Fort heureusement, car si pour Lestel, les animaux sont plus ou moins indifférents au fait d'être tués, que le problème n'est pas de tuer mais la manière de le faire, que subir et exercer la violence est normal et même souhaitable pour tous les animaux, et que les humains sont des animaux parmi les autres, alors son éthique appliquée aux humains fait froid dans le dos...

Conclusion

Lestel, dans ce livre, est à côté de la plaque. Son premier service sur les végétariens ne parle pas des végétariens, mais d'une caricature qui n'a pas grand chose à voir avec les végétariens réels. Ses arguments sont de grossiers sophismes fondés sur des confusions volontaires et des mensonges. Son second service consiste à appliquer l'éthique de chasseurs de subsistance à des humains qui mangent des animaux d'élevage sans aucune nécessité, par caprice. Son discours éthique est proprement délirant.
Je retiens toutefois quelque chose de positif de ce texte : quand on en est réduit à écrire tant de sophismes, de bêtises, de propos incohérents, c'est qu'on n'a pas d'argument. Le fait qu'un philosophe comme Dominique Lestel produise un texte aussi mauvais quand il veut défendre la consommation de viande prouve que la consommation de viande est indéfendable.

Article mis en ligne le 27 juin 2011

[2] Par exemple : R.G. Frey, Interests and rights : The case against animals, 1980.

[3] Il s'agit de syllogismes contenant 4 termes au lieu de 3 (souvent masqués par l'usage d'homonymes). Exemple : Seuls les Hommes ont des droits. Or, les femmes ne sont pas des hommes. Donc les femmes n'ont pas de droits.

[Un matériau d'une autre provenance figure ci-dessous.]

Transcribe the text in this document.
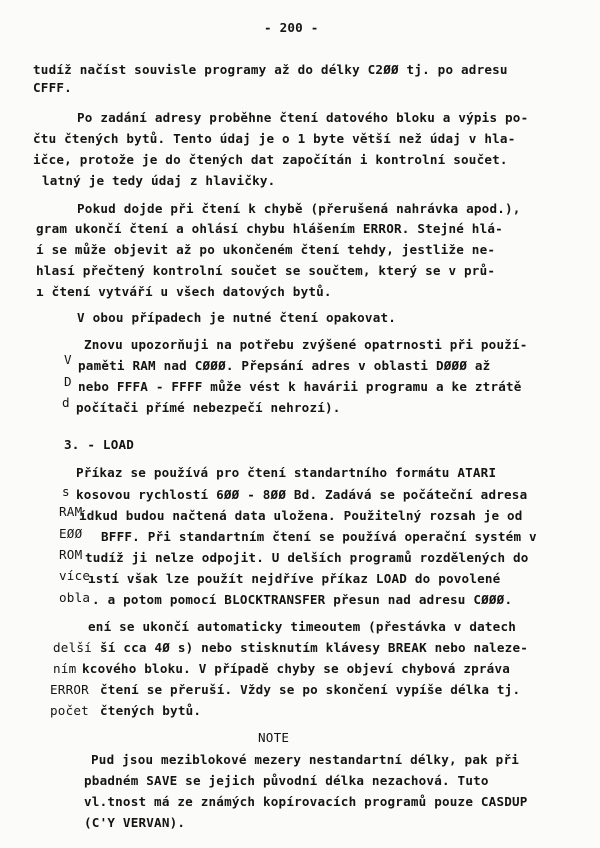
- 200 -
tudíž načíst souvisle programy až do délky C2ØØ tj. po adresu
CFFF.
Po zadání adresy proběhne čtení datového bloku a výpis po-
čtu čtených bytů. Tento údaj je o 1 byte větší než údaj v hla-
ičce, protože je do čtených dat započítán i kontrolní součet.
latný je tedy údaj z hlavičky.
Pokud dojde při čtení k chybě (přerušená nahrávka apod.),
gram ukončí čtení a ohlásí chybu hlášením ERROR. Stejné hlá-
í se může objevit až po ukončeném čtení tehdy, jestliže ne-
hlasí přečtený kontrolní součet se součtem, který se v prů-
ı čtení vytváří u všech datových bytů.
V obou případech je nutné čtení opakovat.
Znovu upozorňuji na potřebu zvýšené opatrnosti při použí-
V paměti RAM nad CØØØ. Přepsání adres v oblasti DØØØ až
D nebo FFFA - FFFF může vést k havárii programu a ke ztrátě
d počítači přímé nebezpečí nehrozí).
3. - LOAD
Příkaz se používá pro čtení standartního formátu ATARI
s kosovou rychlostí 6ØØ - 8ØØ Bd. Zadává se počáteční adresa
RAM
ídkud budou načtená data uložena. Použitelný rozsah je od
EØØ BFFF. Při standartním čtení se používá operační systém v
ROM tudíž ji nelze odpojit. U delších programů rozdělených do
více
ıstí však lze použít nejdříve příkaz LOAD do povolené
obla . a potom pomocí BLOCKTRANSFER přesun nad adresu CØØØ.
ení se ukončí automaticky timeoutem (přestávka v datech
delší ší cca 4Ø s) nebo stisknutím klávesy BREAK nebo naleze-
ním kcového bloku. V případě chyby se objeví chybová zpráva
ERROR čtení se přeruší. Vždy se po skončení vypíše délka tj.
počet čtených bytů.
NOTE
Pud jsou meziblokové mezery nestandartní délky, pak při
pbadném SAVE se jejich původní délka nezachová. Tuto
vl.tnost má ze známých kopírovacích programů pouze CASDUP
(C'Y VERVAN).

[4] Voir par exemple Peter Singer, Questions d'éthique pratique, 1997 ; Tom Regan, The case for animal Rights, 1983 ; James Rachels et al., Matters of Life and Death : New Introductory Essays in Moral Philosophy, 1992.

[5] Karin Karcher, « Les animaux, la mort et l'acte de tuer », C.A. n°9 (janvier 1994).

[6] Voir par exemple la FAQ du site personnel de Peter Singer. Singer n'a même rien contre la viande humaine produite in vitro.

[7] Interview à la revue Next, 2 avril 2011, p.114.

[8] Next, op.cit. , p.113.

[9] Next, op.cit. , p.114.

[10] Cooper, Wise & Mann, « Psychological and cognitive characteristics of vegetarians », Psychosomatics (1985), 26, 521-527.